Jobless claims in the week ended June 25 were 231,000 when 226,000 were expected.
Personal income in May increased 0.5% as anticipated, and personal consumption expenditures were up only 0.2% when a gain of 0.5% was estimated.
The 8:45 central time June Chicago PMI is predicted to be 58.4.
The rate of inflation remains the key driver to this market. A likely bottom could come when there are indications that the rate of inflation is slowing, which could influence the Federal Reserve to become less hawkish.
Futures are likely to at least partially recover this afternoon.
CURRENCY FUTURES
The U.S. dollar index is higher as interest rate differential expectations remain supportive, since the Federal Reserve is likely to hike interest rates more than other major central banks.

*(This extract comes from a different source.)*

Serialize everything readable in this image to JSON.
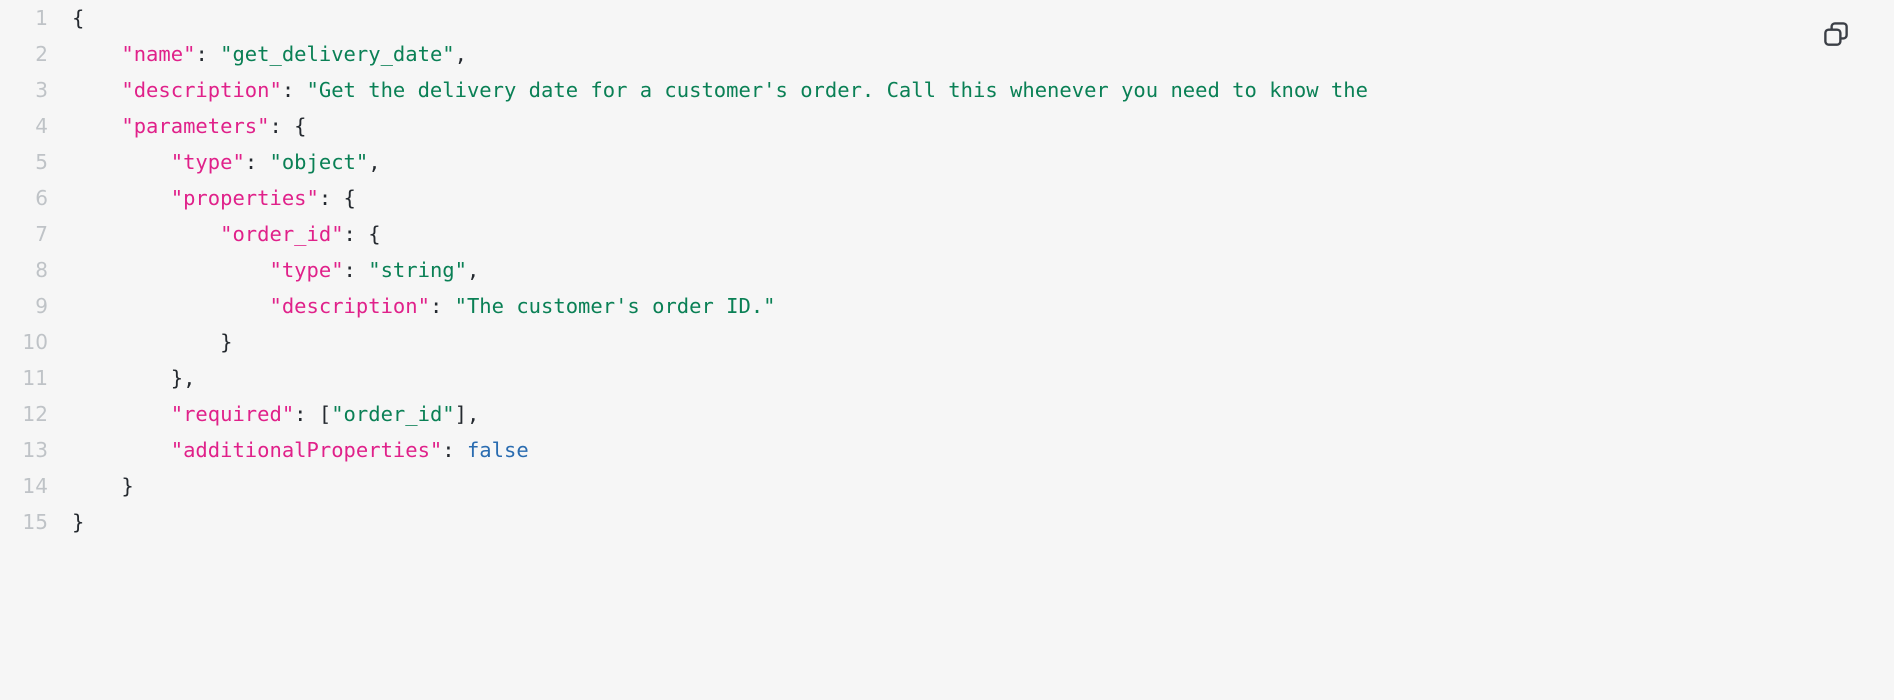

The U.S. dollar will probably continue to trade higher.
The euro currency is lower even though the jobless rate in the euro zone in May fell to 6.6% from a revised figure of 6.7% in April, and is below the forecast of 6.8%.
U.K. household incomes are in the longest-ever run of declines with real incomes falling for four straight quarters.
INTEREST RATE MARKET FUTURES
Lower stock index futures and weaker industrial commodity prices supported futures. The 30-year Treasury bond futures advanced to a three-week high.
There is an 82.0% probability that the Federal Open Market Committee will hike its fed funds rate by 75 basis points and a 18.0% probability that the rate will increase by 50 basis points at the July 27 meeting.
Economic growth is slowing, maybe even sooner than expected, which should allow the Fed to soften its policy stance at some point. Financial futures markets are now predicting the Fed could return to accommodative late in 2023.
The fundamental and technical aspects of the interest rate market futures are improving.